Critique of Homeric Heroism

00:48:43
Speaker
That's right. Not to earn trophies, right? A trophy slave. Because he already has trophy slaves, but he kind of liked the looks of Perseus, right? There's another trophy slave he could add to his chain of trophy slave women. Oh my gosh. Yeah, exactly. Anger. Think of people who are good at controlling their anger. People who stay calm.
00:49:06
Speaker
Right? They're admirable. They're admirable. Absolutely. Fear and anger. Boy, those are the two, those are the two worst emotional states, right? Stoics really focus on those two. If you can get rid of fear of death, fear of loss, fear of humiliation, fear of pain, right?
00:49:29
Speaker
Fear of what? Whatever. Not having enough of whatever. X, Y, and Z. And anger. If you can live a life without fear and anger, good grief. Talk about happiness, right? What things would you worry about if you didn't fear anything and if you didn't get angry?
00:49:50
Speaker
Wow, that's a knowable goal. Just to get angry less often. Just to fear less often. Fear fewer things.
00:50:00
Speaker
Yeah, that's the life of a sage. That's the stoic life. And people do that. And again, it's not just physical courage, right? I mean, you have to have physical courage to be a first responder, a firefighter, a police officer, a soldier. You know, that requires literally putting your body on the line to help other people and protect other people.
00:50:23
Speaker
But, you know, we have the courage of people who are single parents with three kids working three jobs to make ends meet. That takes courage. That takes determination and tenacity, right?

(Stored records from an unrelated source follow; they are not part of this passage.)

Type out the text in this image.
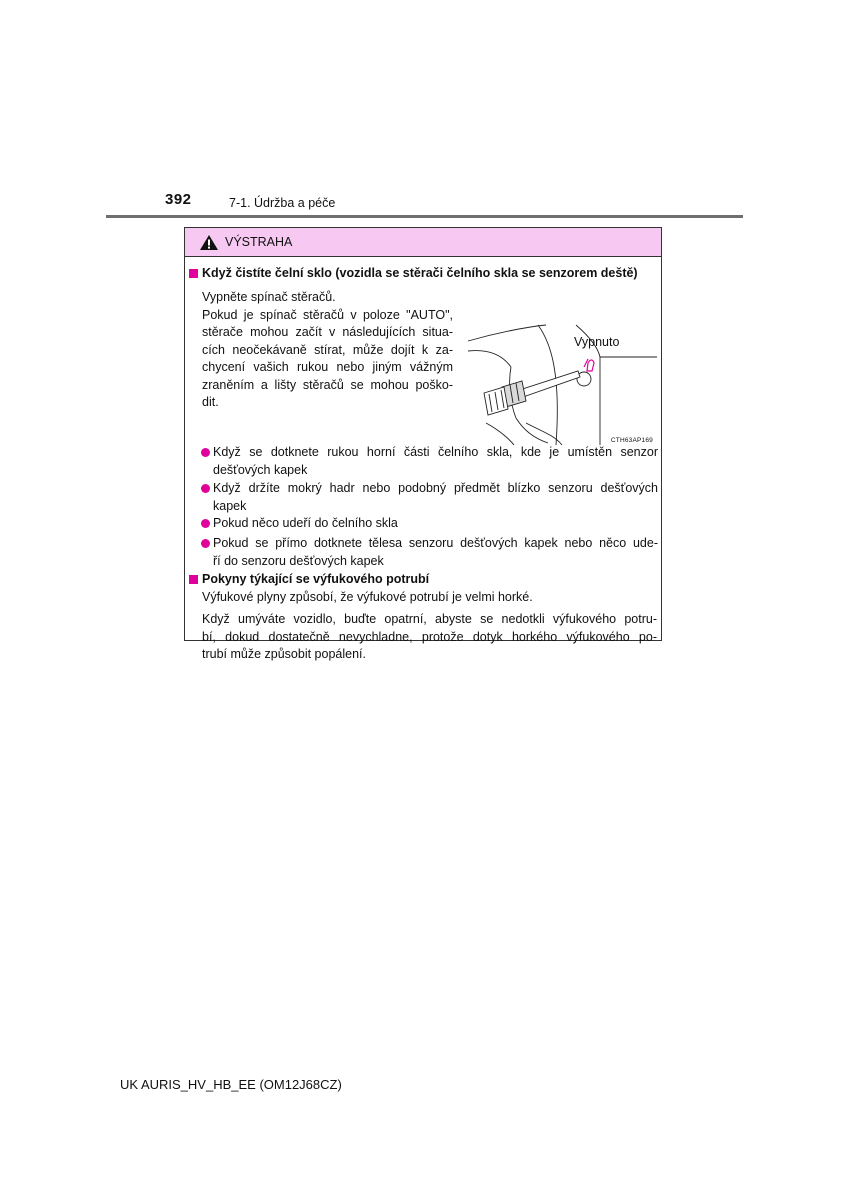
392	7-1. Údržba a péče
VÝSTRAHA
Když čistíte čelní sklo (vozidla se stěrači čelního skla se senzorem deště)
Vypněte spínač stěračů.
Pokud je spínač stěračů v poloze "AUTO",
stěrače mohou začít v následujících situa-
cích neočekávaně stírat, může dojít k za-
chycení vašich rukou nebo jiným vážným
zraněním a lišty stěračů se mohou poško-
dit.
Vypnuto
CTH63AP169
Když se dotknete rukou horní části čelního skla, kde je umístěn senzor
dešťových kapek
Když držíte mokrý hadr nebo podobný předmět blízko senzoru dešťových
kapek
Pokud něco udeří do čelního skla
Pokud se přímo dotknete tělesa senzoru dešťových kapek nebo něco ude-
ří do senzoru dešťových kapek
Pokyny týkající se výfukového potrubí
Výfukové plyny způsobí, že výfukové potrubí je velmi horké.
Když umýváte vozidlo, buďte opatrní, abyste se nedotkli výfukového potru-
bí, dokud dostatečně nevychladne, protože dotyk horkého výfukového po-
trubí může způsobit popálení.
UK AURIS_HV_HB_EE (OM12J68CZ)
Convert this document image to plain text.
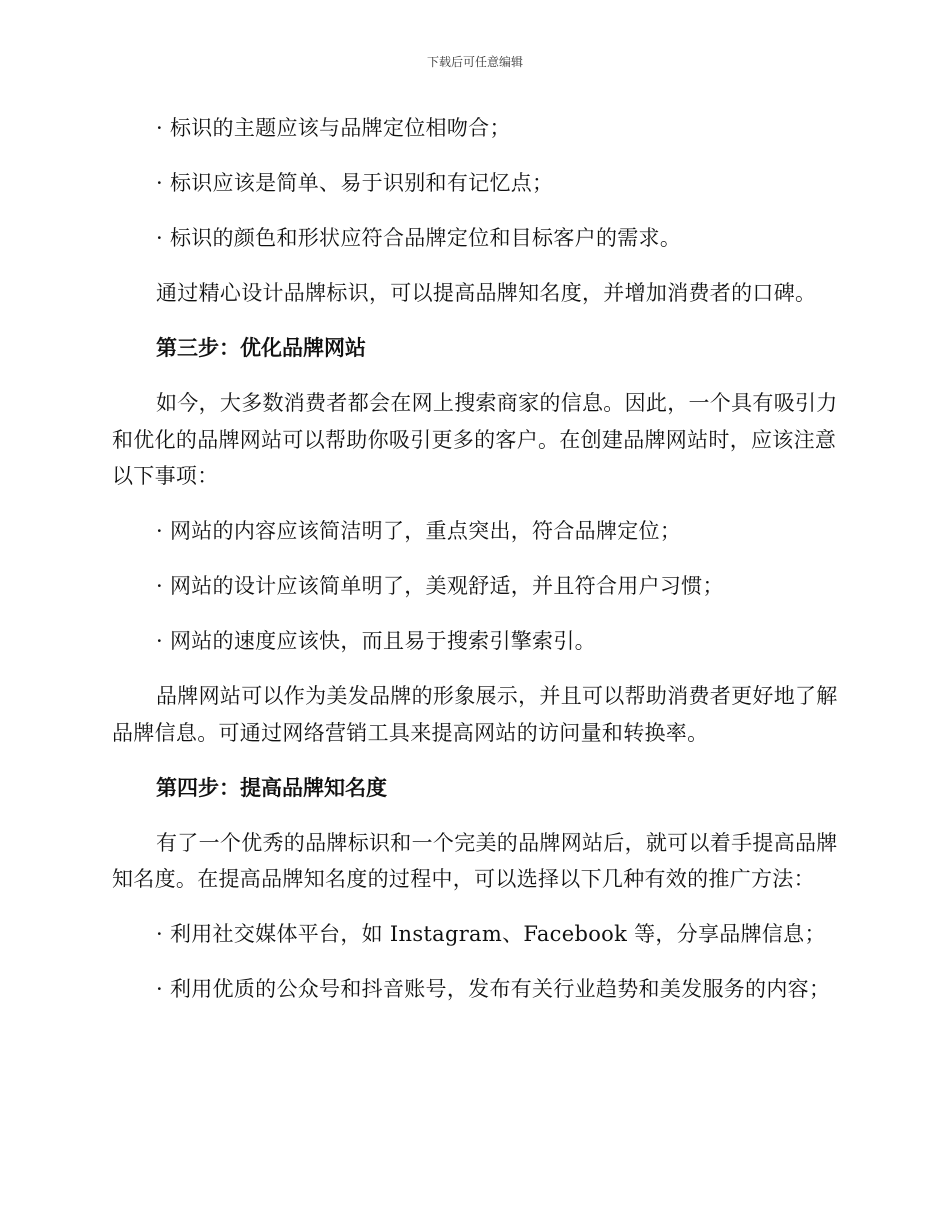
下载后可任意编辑

· 标识的主题应该与品牌定位相吻合；

· 标识应该是简单、易于识别和有记忆点；

· 标识的颜色和形状应符合品牌定位和目标客户的需求。

通过精心设计品牌标识，可以提高品牌知名度，并增加消费者的口碑。

第三步：优化品牌网站

如今，大多数消费者都会在网上搜索商家的信息。因此，一个具有吸引力和优化的品牌网站可以帮助你吸引更多的客户。在创建品牌网站时，应该注意以下事项：

· 网站的内容应该简洁明了，重点突出，符合品牌定位；

· 网站的设计应该简单明了，美观舒适，并且符合用户习惯；

· 网站的速度应该快，而且易于搜索引擎索引。

品牌网站可以作为美发品牌的形象展示，并且可以帮助消费者更好地了解品牌信息。可通过网络营销工具来提高网站的访问量和转换率。

第四步：提高品牌知名度

有了一个优秀的品牌标识和一个完美的品牌网站后，就可以着手提高品牌知名度。在提高品牌知名度的过程中，可以选择以下几种有效的推广方法：

· 利用社交媒体平台，如 Instagram、Facebook 等，分享品牌信息；

· 利用优质的公众号和抖音账号，发布有关行业趋势和美发服务的内容；
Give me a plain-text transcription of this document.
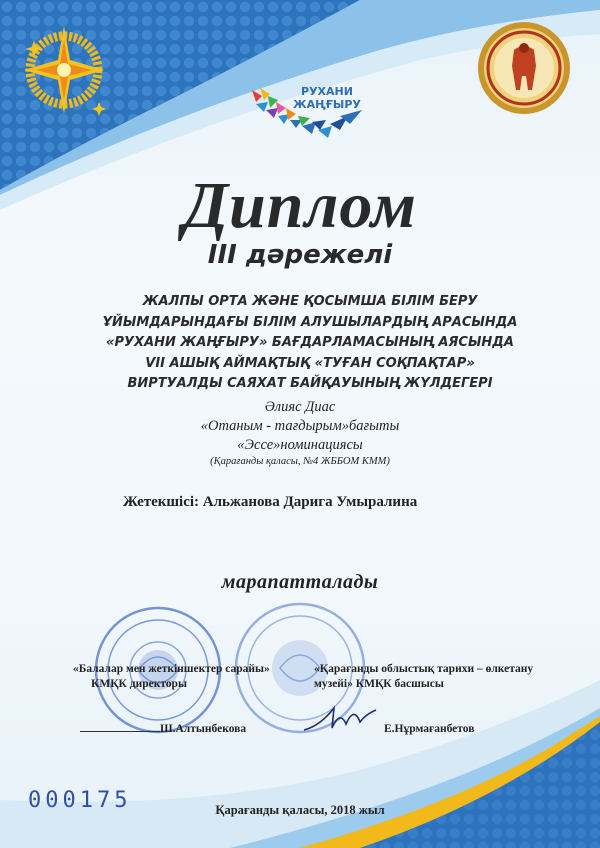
РУХАНИ
ЖАҢҒЫРУ
Диплом
III дәрежелі
ЖАЛПЫ ОРТА ЖӘНЕ ҚОСЫМША БІЛІМ БЕРУ
ҰЙЫМДАРЫНДАҒЫ БІЛІМ АЛУШЫЛАРДЫҢ АРАСЫНДА
«РУХАНИ ЖАҢҒЫРУ» БАҒДАРЛАМАСЫНЫҢ АЯСЫНДА
VII АШЫҚ АЙМАҚТЫҚ «ТУҒАН СОҚПАҚТАР»
ВИРТУАЛДЫ САЯХАТ БАЙҚАУЫНЫҢ ЖҮЛДЕГЕРІ
Әлияс Диас
«Отаным - тағдырым»бағыты
«Эссе»номинациясы
(Қарағанды қаласы, №4 ЖББОМ КММ)
Жетекшісі: Альжанова Дарига Умыралина
марапатталады
«Балалар мен жеткіншектер сарайы»
КМҚК директоры
«Қарағанды облыстық тарихи – өлкетану
музейі» КМҚК басшысы
Ш.Алтынбекова	Е.Нұрмағанбетов
000175	Қарағанды қаласы, 2018 жыл
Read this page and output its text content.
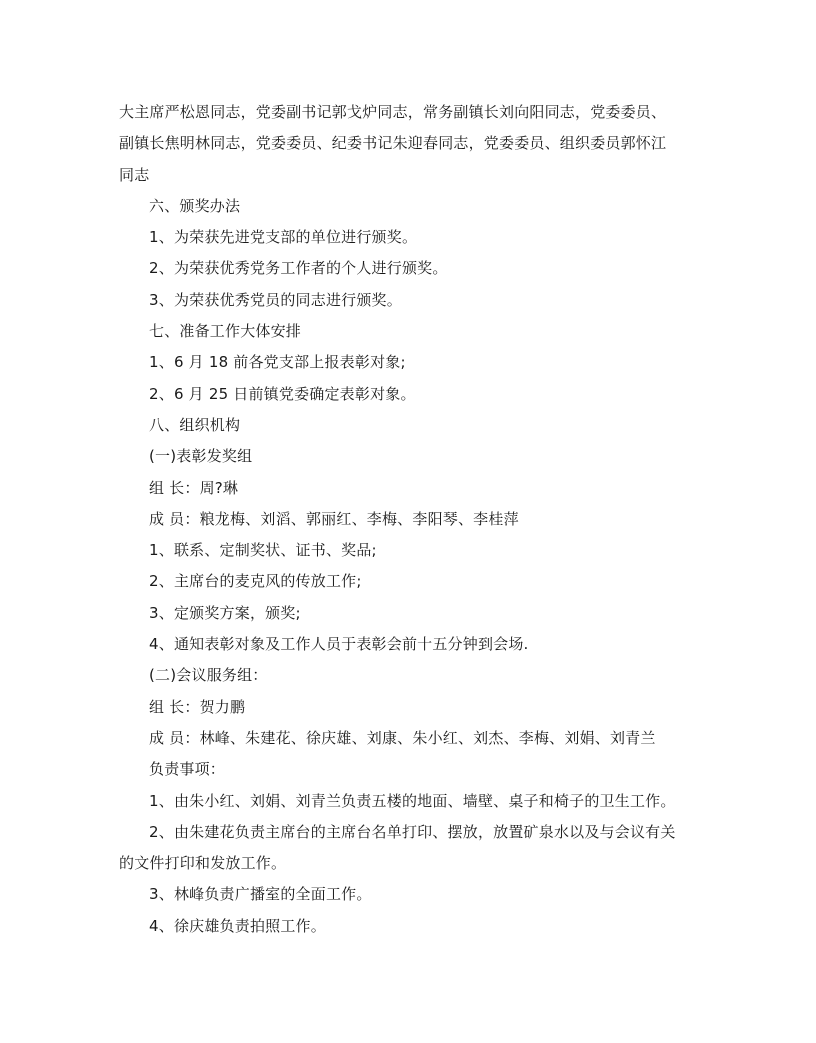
大主席严松恩同志，党委副书记郭戈炉同志，常务副镇长刘向阳同志，党委委员、
副镇长焦明林同志，党委委员、纪委书记朱迎春同志，党委委员、组织委员郭怀江
同志
六、颁奖办法
1、为荣获先进党支部的单位进行颁奖。
2、为荣获优秀党务工作者的个人进行颁奖。
3、为荣获优秀党员的同志进行颁奖。
七、准备工作大体安排
1、6 月 18 前各党支部上报表彰对象;
2、6 月 25 日前镇党委确定表彰对象。
八、组织机构
(一)表彰发奖组
组 长：周?琳
成 员：粮龙梅、刘滔、郭丽红、李梅、李阳琴、李桂萍
1、联系、定制奖状、证书、奖品;
2、主席台的麦克风的传放工作;
3、定颁奖方案，颁奖;
4、通知表彰对象及工作人员于表彰会前十五分钟到会场.
(二)会议服务组：
组 长：贺力鹏
成 员：林峰、朱建花、徐庆雄、刘康、朱小红、刘杰、李梅、刘娟、刘青兰
负责事项：
1、由朱小红、刘娟、刘青兰负责五楼的地面、墙壁、桌子和椅子的卫生工作。
2、由朱建花负责主席台的主席台名单打印、摆放，放置矿泉水以及与会议有关
的文件打印和发放工作。
3、林峰负责广播室的全面工作。
4、徐庆雄负责拍照工作。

Courage of Ordinary Individuals

00:50:37
Speaker
To all by yourself make enough money to feed your three kids.
00:50:42
Speaker
And if you don't have a lucrative job, but you have to take on a second and a third job and you're working 60, 70, 80 hour weeks just to keep your kids safe and fed and clothed, good grief. That's courage. Talk about courage. Yeah. Or resisting oppression. People who are fighting injustice. That takes courage and determination.
00:51:06
Speaker
And in their ways of doing that, that don't involve physical danger, at least not Hollywood style physical danger. And those people, they don't know what stoicism is, they might not know what stoicism is, but they're going to be admirable to people who are striving for this stoic ideal.
00:51:26
Speaker
Absolutely. Well, we've covered a lot, so thanks very much for coming on. Terrific. It's good to chat with you again, as always. Thank you, Caleb. Enjoyed it very much. Thank you.